The Texas State Capitol in Austin.

The eight proposed amendments to the Texas Constitution, as approved by the two-thirds of the members of the Texas Senate and the Texas House of Representatives during the 2021 regular legislative session. On Nov. 2, Texas voters can ratify the following with a majority vote:

Proposition 1 — “The constitutional amendment authorizing the professional sports team charitable foundations of organizations sanctioned by the Professional Rodeo Cowboys Association or the Women’s Professional Rodeo Association to conduct charitable raffles at rodeo venues.”

  • Under current law, only professional sports team charitable foundations can conduct raffles. Because raffles have become an integral fundraiser for non-profits, this law seeks to expand that opportunity to include rodeo charitable foundations.

Proposition 2 — “The constitutional amendment authorizing a county to finance the development or redevelopment of transportation or infrastructure in unproductive, underdeveloped, or blighted areas in the county.”

  • It grants counties authority to issue bonds or notes, financed by property tax increases, for infrastructure and transportation developments in unincorporated areas. Although municipalities currently have this authority, counties do not.

Proposition 3 — “The constitutional amendment to prohibit this state or a political subdivision of this state from prohibiting or limiting religious services of religious organizations.”

  • Stemming from stay-at-home orders and capacity limits on businesses issued during the COVID-19 pandemic, it bans state and local officials from prohibiting or imposing occupancy limits on religious

services during natural disasters or pandemics.

Proposition 4 — “The constitutional amendment changing the eligibility requirements for a justice of the supreme court, a judge of the court of criminal appeals, a justice of a court of appeals, and a district judge.”

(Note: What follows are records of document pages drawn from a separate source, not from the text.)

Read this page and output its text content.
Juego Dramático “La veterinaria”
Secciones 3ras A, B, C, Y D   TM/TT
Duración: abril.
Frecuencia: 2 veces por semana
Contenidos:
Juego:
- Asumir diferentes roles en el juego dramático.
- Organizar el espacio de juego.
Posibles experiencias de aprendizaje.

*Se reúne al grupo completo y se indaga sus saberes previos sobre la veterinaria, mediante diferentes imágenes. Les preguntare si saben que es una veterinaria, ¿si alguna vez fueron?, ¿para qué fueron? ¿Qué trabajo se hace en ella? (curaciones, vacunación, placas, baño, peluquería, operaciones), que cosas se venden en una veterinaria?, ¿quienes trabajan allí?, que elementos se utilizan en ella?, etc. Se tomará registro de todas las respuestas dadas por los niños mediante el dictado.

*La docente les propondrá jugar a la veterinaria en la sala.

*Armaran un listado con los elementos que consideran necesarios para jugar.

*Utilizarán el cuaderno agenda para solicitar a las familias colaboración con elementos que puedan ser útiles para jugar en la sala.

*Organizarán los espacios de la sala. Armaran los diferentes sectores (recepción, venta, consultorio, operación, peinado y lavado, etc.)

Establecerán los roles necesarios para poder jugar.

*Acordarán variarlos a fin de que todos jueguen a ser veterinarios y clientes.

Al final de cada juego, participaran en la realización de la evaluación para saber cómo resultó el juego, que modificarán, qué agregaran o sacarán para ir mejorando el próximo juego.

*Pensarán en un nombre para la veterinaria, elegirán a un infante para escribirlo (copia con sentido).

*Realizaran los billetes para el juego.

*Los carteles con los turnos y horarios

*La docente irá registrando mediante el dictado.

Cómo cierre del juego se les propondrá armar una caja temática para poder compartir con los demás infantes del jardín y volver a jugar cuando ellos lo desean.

  • Clarifies qualifications of selections as chief justice or associate justice to the Texas Supreme Court by stating at the time of election, the candidate must be a citizen of the United States and the state of Texas, rather than separate residency citizenship distinctions as being from the United States and Texas; have served as a lawyer licensed in Texas for at least 10 years; is licensed and practiced law in the state or served as judge of a state or county court for a combined total of 10 years, and have not had a law license revoked, suspended or subjected to a probated suspension.
  • It requires district judges to hold dual distinctions as U.S. citizens and Texas residents,, have served as a practicing lawyer or court judge in Texas or a combination of both for at least eight years, and also not had a law license revoked, suspended or subjected to a probated suspension.

Proposition 5 —  “The constitutional amendment providing additional powers to the State Commission on Judicial Conduct with respect to candidates for judicial office.”

  • Allows the State Commission on Judicial Conduct (SCJC) to conduct investigations into candidates running for state judicial offices, not just current judicial officeholders.

Proposition 6 ––  “The constitutional amendment establishing a right for residents of certain facilities to designate an essential caregiver for in-person visitation.”

  • Allows certain nursing-home and assisted-living center residents to designate one person to serve as their caregiver and eligible for in-person visitation privileges.

Proposition 7 —  “The constitutional amendment to allow the surviving spouse of a person who is disabled to receive a limitation on school district ad valorem taxes on the spouse’s residence homestead if the spouse is 55 years of age or older at the time of the person’s death.”

  • Allows a surviving spouse to continue receiving limitations on school district property taxes if the deceased spouse was 55 or older when they died.

Proposition 8 —  “The constitutional amendment authorizing the legislature to provide for an exemption from ad valorem taxation of all or part of the market value of the residence homestead of the surviving spouse of a member of the armed services of the United States who is killed or fatally injured in the line of duty.”

  • It grants a property tax exemption to the surviving spouse of an armed service member killed or injured in the line of duty. Currently the law applies only to service members killed or injured while in combat, making the surviving spouse ineligible to receive the exemption.